PROJECT SUMMARY Acute Myeloid Leukemia (AML) is a lethal blood cancer, with a 5-year survival rate of only 25%. One driver of especially poor prognosis in AML is mutation of Colony Stimulating Factor 3 Receptor (CSF3R). The normal function of CSF3R is to promote the expansion of neutrophil precursors and their differentiation into mature neutrophils. In AML, mutant CSF3R is unable to drive differentiation. We hypothesize that this differentiation arrest is crucial to the aggressive biology of CSF3R-driven AML. In AML, differentiation arrest is often driven by genetic alterations in key hematopoietic transcription factors. Indeed, the vast majority of patients with CSF3R-mutant AML have co-occurring mutations in the transcription factor CEBPA, or translocations of the core binding factor (CBF) complex.
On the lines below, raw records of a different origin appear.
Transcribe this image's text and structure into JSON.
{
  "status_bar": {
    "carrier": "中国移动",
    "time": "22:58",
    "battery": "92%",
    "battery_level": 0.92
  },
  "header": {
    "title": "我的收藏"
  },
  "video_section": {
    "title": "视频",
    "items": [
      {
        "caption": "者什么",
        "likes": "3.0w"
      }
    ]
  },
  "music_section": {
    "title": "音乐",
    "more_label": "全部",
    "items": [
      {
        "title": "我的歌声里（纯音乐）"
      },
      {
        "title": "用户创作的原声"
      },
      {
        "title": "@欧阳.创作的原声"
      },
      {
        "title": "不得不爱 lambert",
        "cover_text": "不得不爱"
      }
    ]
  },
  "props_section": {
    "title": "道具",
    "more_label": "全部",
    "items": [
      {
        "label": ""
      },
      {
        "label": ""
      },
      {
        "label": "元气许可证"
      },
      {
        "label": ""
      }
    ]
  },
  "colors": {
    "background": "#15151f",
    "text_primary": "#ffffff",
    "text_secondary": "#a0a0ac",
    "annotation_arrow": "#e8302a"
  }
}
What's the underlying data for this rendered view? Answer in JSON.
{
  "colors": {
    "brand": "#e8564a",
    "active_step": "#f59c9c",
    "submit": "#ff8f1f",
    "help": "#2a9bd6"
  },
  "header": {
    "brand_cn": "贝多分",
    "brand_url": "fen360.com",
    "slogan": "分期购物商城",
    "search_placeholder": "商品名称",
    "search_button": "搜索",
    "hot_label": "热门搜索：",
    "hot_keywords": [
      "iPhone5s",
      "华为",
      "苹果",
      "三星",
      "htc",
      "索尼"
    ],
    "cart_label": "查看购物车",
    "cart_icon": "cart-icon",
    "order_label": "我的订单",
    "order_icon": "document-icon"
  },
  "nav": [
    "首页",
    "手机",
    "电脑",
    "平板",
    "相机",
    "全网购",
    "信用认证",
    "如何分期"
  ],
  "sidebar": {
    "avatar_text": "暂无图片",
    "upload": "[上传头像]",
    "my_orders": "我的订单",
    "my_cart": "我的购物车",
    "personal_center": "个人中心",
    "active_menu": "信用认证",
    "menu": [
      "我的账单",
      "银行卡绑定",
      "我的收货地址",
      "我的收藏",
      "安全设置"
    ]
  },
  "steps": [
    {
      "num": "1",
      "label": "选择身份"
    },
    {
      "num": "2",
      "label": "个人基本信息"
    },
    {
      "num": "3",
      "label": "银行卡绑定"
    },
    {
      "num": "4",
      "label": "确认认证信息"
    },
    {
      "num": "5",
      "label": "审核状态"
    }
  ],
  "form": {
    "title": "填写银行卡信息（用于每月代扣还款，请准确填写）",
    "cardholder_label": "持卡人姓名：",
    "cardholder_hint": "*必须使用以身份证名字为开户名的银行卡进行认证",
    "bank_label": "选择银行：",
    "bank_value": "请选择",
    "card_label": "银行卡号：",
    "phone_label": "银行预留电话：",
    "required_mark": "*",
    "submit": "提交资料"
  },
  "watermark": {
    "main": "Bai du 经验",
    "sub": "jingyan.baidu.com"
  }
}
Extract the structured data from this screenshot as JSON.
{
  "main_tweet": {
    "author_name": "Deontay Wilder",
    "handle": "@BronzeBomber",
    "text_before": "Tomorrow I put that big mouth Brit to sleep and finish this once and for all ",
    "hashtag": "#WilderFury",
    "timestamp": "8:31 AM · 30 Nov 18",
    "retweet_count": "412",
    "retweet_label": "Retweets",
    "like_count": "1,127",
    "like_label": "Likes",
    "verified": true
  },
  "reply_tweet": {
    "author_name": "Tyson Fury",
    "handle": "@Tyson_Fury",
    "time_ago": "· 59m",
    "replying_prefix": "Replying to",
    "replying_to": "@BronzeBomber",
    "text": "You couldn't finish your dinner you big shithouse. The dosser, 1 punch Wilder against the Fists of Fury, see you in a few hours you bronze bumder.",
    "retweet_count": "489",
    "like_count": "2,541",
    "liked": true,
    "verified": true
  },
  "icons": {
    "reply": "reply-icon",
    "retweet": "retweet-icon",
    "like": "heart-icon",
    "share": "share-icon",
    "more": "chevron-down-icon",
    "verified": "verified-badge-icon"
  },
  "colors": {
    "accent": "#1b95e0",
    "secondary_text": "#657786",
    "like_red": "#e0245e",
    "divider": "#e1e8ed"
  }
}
These genetic alterations disrupt transcription factor function and perturb the epigenetic landscape of myeloid cells. Our data shows that the combination of mutant CSF3R with either mutant CEBPA or a CBF translocation produces an aggressive, poorly- differentiated myeloid leukemia. Furthermore, we find that mutant CEBPA alters the balance of signaling downstream of CSF3R through STAT proteins, to favor proliferative programs at the expense of pro- differentiation programs. Finally, CBF translocations suppress the expression of CEBPA, suggesting that CEBPA mutation or dysregulation is a common mechanism of differentiation arrest in CSF3R-driven AML. We hypothesize that CEBPA mutations and CBF translocations act through altered STAT signaling and epigenetic dysfunction to disrupt the transcription of differentiation-associated genes. We will test this hypothesis through two specific aims: 1) understand the functional significance of STAT dysregulation in CSF3R- mutant AML, and 2) identify a common mechanism of differentiation blockade in CSF3R-mutant AML. Successful completion of these studies will provide us with a mechanistic understanding of oncogene synergy in this poor prognosis CSF3R-mutant AML subgroup. This will enable the future development of rational therapeutic approaches to prevent disease relapse.

项目概要 急性髓系白血病（AML）是一种致命的血液癌症，5年生存率仅为25%。一名司机 AML 的预后尤其差的是集落刺激因子 3 受体 (CSF3R) 的突变。正常的 CSF3R的功能是促进中性粒细胞前体的扩增及其分化为成熟粒细胞 中性粒细胞。在 AML 中，突变的 CSF3R 无法驱动分化。我们假设这种分化 逮捕对于 CSF3R 驱动的 AML 的侵袭性生物学至关重要。 在 AML 中，分化停滞通常是由关键造血转录因子的基因改变驱动的。 事实上，绝大多数患有 CSF3R 突变的 AML 患者在转录中同时存在突变。 CEBPA 因子，或核心结合因子 (CBF) 复合物的易位。这些基因改变扰乱了 转录因子功能并扰乱骨髓细胞的表观遗传景观。我们的数据表明 突变体 CSF3R 与突变体 CEBPA 或 CBF 易位的组合会产生攻击性的、较差的 分化型粒细胞白血病。此外，我们发现突变的 CEBPA 改变了信号平衡 通过 STAT 蛋白位于 CSF3R 下游，以牺牲促增殖程序为代价 差异化计划。最后，CBF 易位抑制 CEBPA 的表达，表明 CEBPA 突变或失调是 CSF3R 驱动的 AML 分化停滞的常见机制。 我们假设 CEBPA 突变和 CBF 易位通过改变 STAT 信号传导起作用 表观遗传功能障碍会破坏分化相关基因的转录。我们将测试这个 通过两个具体目标提出假设：1）了解 CSF3R 中 STAT 失调的功能意义 突变型 AML，2) 确定了 CSF3R 突变型 AML 中分化阻断的常见机制。 这些研究的成功完成将为我们提供对癌基因协同作用的机制理解 在这种预后不良的 CSF3R 突变 AML 亚组中。这将使未来的发展更加理性 预防疾病复发的治疗方法。